In this work, the free-catalyst chemical vapor deposition technique is used for synthesizing SnxZn1-xO, x = 0.00, 0.02, 0.04, 0.06, and 0.08 nanostructures. X-ray diffraction analysis demonstrates that all of the samples have crystallized into a pure hexagonal-wurtzite structure without any impurities or secondary phases. The effect of adding Sn on the structural parameters, including crystallite size, bond length, lattice strain, unit cell, volume, and dislocation density of ZnO, is studied. Electron microscopy investigation proves that increasing the Sn concentration is associated with a transformation in the morphology from needles- to flakes-like shape.
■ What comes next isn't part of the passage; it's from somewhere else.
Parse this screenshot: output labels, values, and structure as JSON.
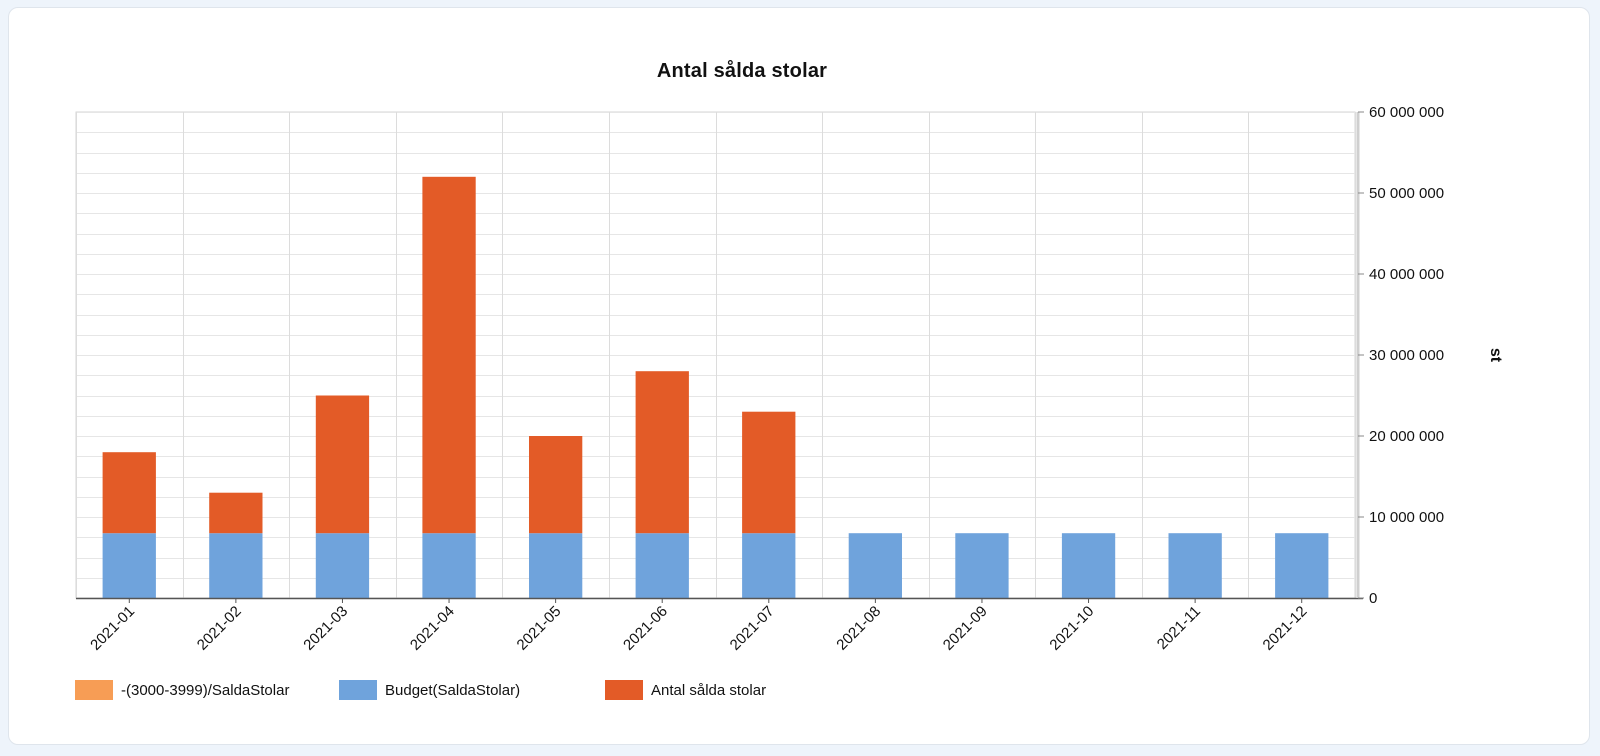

A blue shift in the optical energy gap is observed when Sn4+ cations are incorporated into the ZnO network structure, according to the UV-visible spectra in coincidence with the Burstein-Moss model. The electrical conductivity measurements reveal typical semiconductor features of the synthesized nanostructures where the thermally activated electrical conduction mechanism dominates. The photocatalytic mechanism is defined, and the rate constants and photodegradation efficiency are calculated. It is found that the photocatalytic properties are improved at an optimum doping ratio rather than rising linearly with the doping level. The Sn0.04Zn0.96O compound demonstrates the best photocatalytic capacity when exposed to UV light and attains the maximum degradation efficacy of 63.8% after irradiation for 180 min (photodegradation rate constant of 5.2 x 10-3).